The new study, called Intellectual Property - Left?, focuses
on what author Brown sees as a number of worrying legal
issues that surround the open-source development model, and
which he argues put open-source on a collision course with
standard intellectual property law. The study will be made
public shortly, Brown told Techworld.

The conflicts with IP law are self-evident, Brown argues.
"After a brief glance at much open source software
development, it becomes readily apparent that a number of
open source practices directly conflict with best practices
associated with protecting intellectual property," he
writes. "Both intentionally and unintentionally, users,
developers, and distributors are in conflict with
traditional, staid intellectual property law." Among the
potential conflicts are "licensing, attribution, anonymity,
derivative works, and indemnification", according to Brown.

Brown finds it "intriguing" that many open-source
contributors work for large IT companies. "Every day, an
untold amount (sic) of employees beholden to strict
employee/invention/intellectual property agreements, in
their spare time (and even during work-hours) freely give
away ideas, code, and products to open source projects," he
writes. This opens up questions around the legal ownership
of contributions, and could even open an avenue for a
"disgruntled employee" to give away company secrets by
contributing them to open-source projects, the report
argues.

Most worrying of all is the absence of litigation around
open-source projects, Brown says. "Certainly it is
improbable (and mathematically impossible) to assume that no
infringement is occurring," he writes. "Thus, we are left to
conclude that infringement to date has largely been getting
a 'pass'." Those involved must ask themselves when the
litigation will arrive and what will trigger it, he argues.
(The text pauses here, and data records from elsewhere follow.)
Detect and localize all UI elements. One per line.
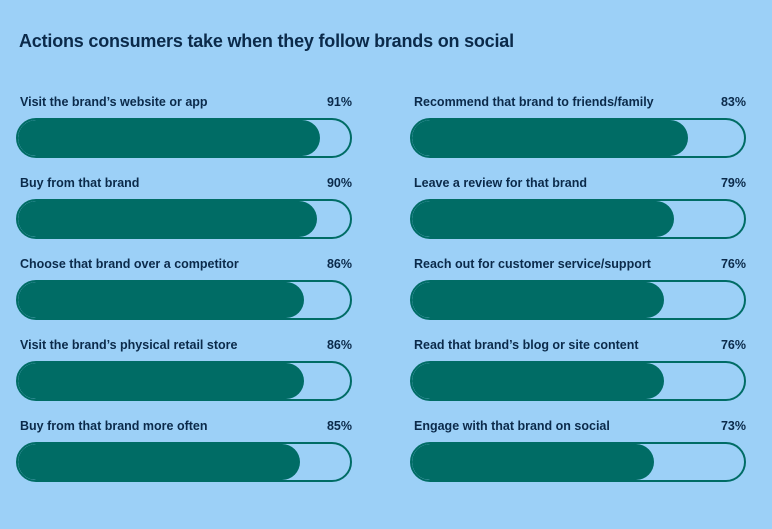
bar-track [16,118,352,158]
bar-header: Buy from that brand 90% [16,176,352,198]
bar-item: Recommend that brand to friends/family 83… [410,95,746,176]
bar-header: Visit the brand’s physical retail store 8… [16,338,352,360]
bar-track [410,118,746,158]
bar-label: Choose that brand over a competitor [20,257,239,271]
bar-track [410,361,746,401]
bar-header: Recommend that brand to friends/family 83… [410,95,746,117]
bar-value-label: 91% [326,95,352,109]
bar-fill [412,444,655,480]
bar-item: Reach out for customer service/support 76… [410,257,746,338]
bar-label: Visit the brand’s website or app [20,95,208,109]
bar-header: Visit the brand’s website or app 91% [16,95,352,117]
bar-fill [412,282,665,318]
bar-column-right: Recommend that brand to friends/family 83… [410,95,746,500]
bar-label: Reach out for customer service/support [414,257,651,271]
bar-column-left: Visit the brand’s website or app 91% Buy f… [16,95,352,500]
bar-item: Buy from that brand more often 85% [16,419,352,500]
bar-item: Engage with that brand on social 73% [410,419,746,500]
bar-header: Reach out for customer service/support 76… [410,257,746,279]
bar-label: Buy from that brand [20,176,140,190]
bar-header: Buy from that brand more often 85% [16,419,352,441]
bar-track [410,442,746,482]
bar-value-label: 90% [326,176,352,190]
bar-label: Buy from that brand more often [20,419,208,433]
bar-fill [18,444,301,480]
bar-item: Visit the brand’s physical retail store 8… [16,338,352,419]
bar-item: Read that brand’s blog or site content 76… [410,338,746,419]
bar-fill [412,363,665,399]
bar-item: Leave a review for that brand 79% [410,176,746,257]
bar-fill [18,363,304,399]
bar-fill [18,201,317,237]
bar-fill [412,201,675,237]
bar-header: Leave a review for that brand 79% [410,176,746,198]
chart-title: Actions consumers take when they follow … [19,31,514,51]
bar-value-label: 76% [720,257,746,271]
bar-track [16,361,352,401]
bar-label: Leave a review for that brand [414,176,587,190]
bar-value-label: 85% [326,419,352,433]
bar-fill [18,282,304,318]
bar-label: Visit the brand’s physical retail store [20,338,238,352]
bar-value-label: 79% [720,176,746,190]
bar-label: Read that brand’s blog or site content [414,338,639,352]
bar-label: Engage with that brand on social [414,419,610,433]
bar-track [16,280,352,320]
bar-header: Read that brand’s blog or site content 76… [410,338,746,360]
bar-header: Engage with that brand on social 73% [410,419,746,441]
bar-item: Buy from that brand 90% [16,176,352,257]
bar-track [410,280,746,320]
bar-item: Choose that brand over a competitor 86% [16,257,352,338]
bar-value-label: 86% [326,338,352,352]
bar-value-label: 73% [720,419,746,433]
bar-value-label: 76% [720,338,746,352]
bar-header: Choose that brand over a competitor 86% [16,257,352,279]
bar-fill [412,120,688,156]
bar-track [16,199,352,239]
bar-fill [18,120,321,156]
bar-item: Visit the brand’s website or app 91% [16,95,352,176]
bar-value-label: 86% [326,257,352,271]
bar-label: Recommend that brand to friends/family [414,95,654,109]
bar-track [16,442,352,482]
bar-value-label: 83% [720,95,746,109]
bar-track [410,199,746,239]
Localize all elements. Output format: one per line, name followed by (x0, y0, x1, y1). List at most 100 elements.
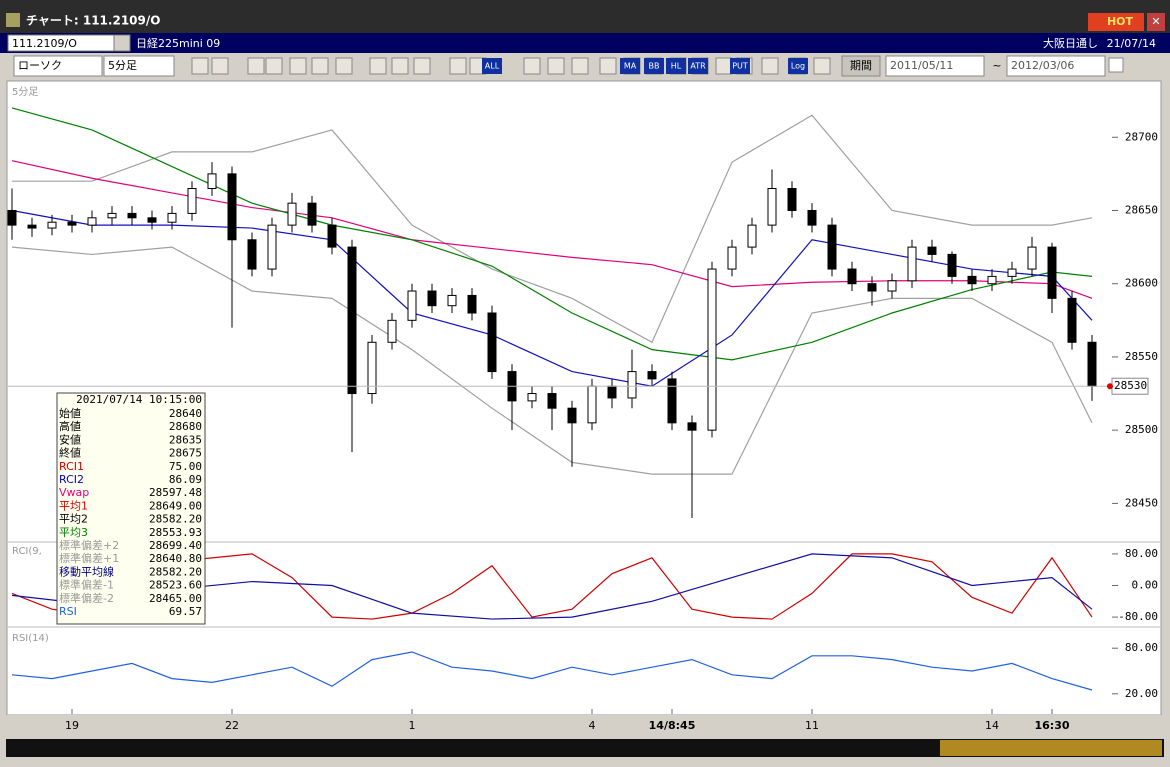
tool-icon[interactable] (335, 57, 353, 75)
info-label: 平均2 (59, 513, 88, 526)
range-label[interactable]: 期間 (850, 59, 872, 72)
tool-icon[interactable] (311, 57, 329, 75)
info-value: 28649.00 (149, 499, 202, 512)
candle-body (707, 268, 717, 431)
tool-icon[interactable] (449, 57, 467, 75)
tool-icon-label[interactable]: HL (671, 62, 682, 71)
tool-icon[interactable] (813, 57, 831, 75)
symbol-dropdown[interactable] (113, 34, 131, 52)
tool-icon[interactable] (599, 57, 617, 75)
info-value: 28680 (169, 420, 202, 433)
period-value[interactable]: 5分足 (108, 59, 137, 72)
close-button[interactable] (1147, 13, 1165, 31)
last-price-label: 28530 (1114, 379, 1147, 392)
info-value: 28640 (169, 407, 202, 420)
tool-icon[interactable] (211, 57, 229, 75)
tool-icon[interactable] (788, 58, 808, 74)
info-label: 始値 (59, 406, 81, 420)
tool-icon-label[interactable]: BB (649, 62, 660, 71)
to-input[interactable] (1006, 55, 1106, 77)
candle-body (727, 246, 737, 270)
from-date[interactable]: 2011/05/11 (890, 59, 953, 72)
candle-body (587, 385, 597, 424)
info-label: Vwap (59, 486, 89, 499)
info-label: 標準偏差+2 (59, 538, 119, 552)
period-select[interactable] (103, 55, 175, 77)
info-label: 標準偏差-1 (59, 578, 114, 592)
tool-icon[interactable] (715, 57, 733, 75)
candle-body (267, 224, 277, 270)
tool-icon[interactable] (730, 58, 750, 74)
tool-icon[interactable] (191, 57, 209, 75)
tool-icon[interactable] (523, 57, 541, 75)
x-tick-label: 1 (409, 719, 416, 732)
y-tick-label: 28600 (1125, 277, 1158, 290)
candle-body (827, 224, 837, 270)
info-label: 標準偏差-2 (59, 591, 114, 605)
tool-icon[interactable] (265, 57, 283, 75)
checkbox[interactable] (1108, 57, 1124, 73)
info-value: 28597.48 (149, 486, 202, 499)
candle-body (527, 393, 537, 402)
tool-icon-label[interactable]: PUT (732, 62, 748, 71)
candle-body (7, 209, 17, 226)
candle-body (487, 312, 497, 373)
tool-icon[interactable] (761, 57, 779, 75)
tool-icon-label[interactable]: ATR (690, 62, 706, 71)
tool-icon[interactable] (571, 57, 589, 75)
tool-icon[interactable] (620, 58, 640, 74)
info-label: RCI2 (59, 473, 84, 486)
tool-icon[interactable] (369, 57, 387, 75)
title-bar (0, 0, 1170, 33)
candle-body (1087, 341, 1097, 387)
info-label: 高値 (59, 419, 81, 433)
candle-body (687, 422, 697, 431)
tool-icon[interactable] (644, 58, 664, 74)
tool-icon[interactable] (413, 57, 431, 75)
info-header: 2021/07/14 10:15:00 (76, 393, 202, 406)
tool-icon[interactable] (247, 57, 265, 75)
tool-icon-label[interactable]: MA (624, 62, 637, 71)
tool-icon[interactable] (482, 58, 502, 74)
info-value: 28553.93 (149, 526, 202, 539)
info-value: 28675 (169, 447, 202, 460)
range-button[interactable] (841, 55, 881, 77)
tool-icon-label[interactable]: ALL (485, 62, 500, 71)
hot-button[interactable] (1088, 13, 1144, 31)
x-tick-label: 14/8:45 (649, 719, 696, 732)
tool-icon[interactable] (547, 57, 565, 75)
info-value: 28635 (169, 433, 202, 446)
x-tick-label: 19 (65, 719, 79, 732)
tool-icon[interactable] (391, 57, 409, 75)
scroll-thumb[interactable] (940, 740, 1162, 756)
info-value: 28640.80 (149, 552, 202, 565)
hot-label[interactable]: HOT (1107, 15, 1134, 28)
style-select[interactable] (13, 55, 103, 77)
info-value: 28523.60 (149, 579, 202, 592)
candle-body (927, 246, 937, 255)
y-tick-label: 80.00 (1125, 641, 1158, 654)
tool-icon-label[interactable]: Log (791, 62, 805, 71)
candle-body (1047, 246, 1057, 299)
info-label: RCI1 (59, 460, 84, 473)
close-icon[interactable]: ✕ (1151, 15, 1160, 28)
info-value: 69.57 (169, 605, 202, 618)
last-price-dot (1107, 383, 1113, 390)
to-date[interactable]: 2012/03/06 (1011, 59, 1074, 72)
tool-icon[interactable] (666, 58, 686, 74)
candle-body (567, 407, 577, 424)
candle-body (1007, 268, 1017, 277)
scrollbar[interactable] (6, 739, 1164, 757)
window-title: チャート: 111.2109/O (26, 14, 160, 28)
symbol-code[interactable]: 111.2109/O (12, 37, 77, 50)
market: 大阪日通し (1043, 36, 1098, 50)
symbol-name: 日経225mini 09 (136, 37, 220, 50)
tool-icon[interactable] (688, 58, 708, 74)
tool-icon[interactable] (289, 57, 307, 75)
x-tick-label: 11 (805, 719, 819, 732)
candle-body (907, 246, 917, 282)
y-tick-label: 20.00 (1125, 687, 1158, 700)
candle-body (607, 385, 617, 399)
from-input[interactable] (885, 55, 985, 77)
style-value[interactable]: ローソク (18, 59, 62, 72)
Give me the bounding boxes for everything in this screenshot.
So far, potential litigants have kept quiet because open
source software is so popular, and they are afraid of
looking like bullies, Brown argues. Open source has been
adored in the media and proclaimed "as 'liberation
technology' as a way for small or disadvantaged countries to
finally become competitive with the US and Europe," he says.
Open-source proponents such as Open Source Development Labs
chief executive Stuart Cohen have "issued defiant, brazen
challenges to the question of infringement", Brown writes.

In the face of such pressure from IT industry journals and
discussion sites, many owners of intellectual property have
kept silent for "'fear' of excoricating reprisal in the
media, etc." Brown writes.

But such silence won't last much longer, he argues - just as
the music industry finally got up its courage to sue
song-swappers, and Apple risked unpopularity by suing web
journalists, IP holders could begin to take action, if only
they can face the disapproval of the media. "It is safe to
surmise that challenging public domain software infringement
is as hairy a prospect as suing young teenagers for
illegally downloading music, or demanding a reporter's
sources for allegedly illegally leaked trade secrets," Brown
writes.

Once the first significant litigation happens, it could open
the floodgates against what Brown calls "public domain
software". "Almost any ruling against a user, distributor,
or developer of open source, could result in a precedent
that could significantly change public domain software
practices," he writes. Any precedent could "open the gateway
for deluge of similar, copycat lawsuits".

Anyone can see that a legal apocalypse is likely by looking
at the origins of open source, Brown argues. "Tellingly, the
origin of open source is a model that was spawned from a
movement away from standard intellectual property rules," he
writes. "Thus, if the growth of open source is consistent
with its roots, an impending showdown between proprietary
companies and/or intellectual property owners is highly
probable."

Brown's 2004 report alleged that credit for the origin of
Linux should go to projects such as Minix, authored by
Andrew Tanenbaum. That report drew criticism from many
quarters, including Tanenbaum himself. "My conclusion is
that Ken Brown doesn't have a clue what he is talking
about," Tanenbaum wrote in a web posting at the time.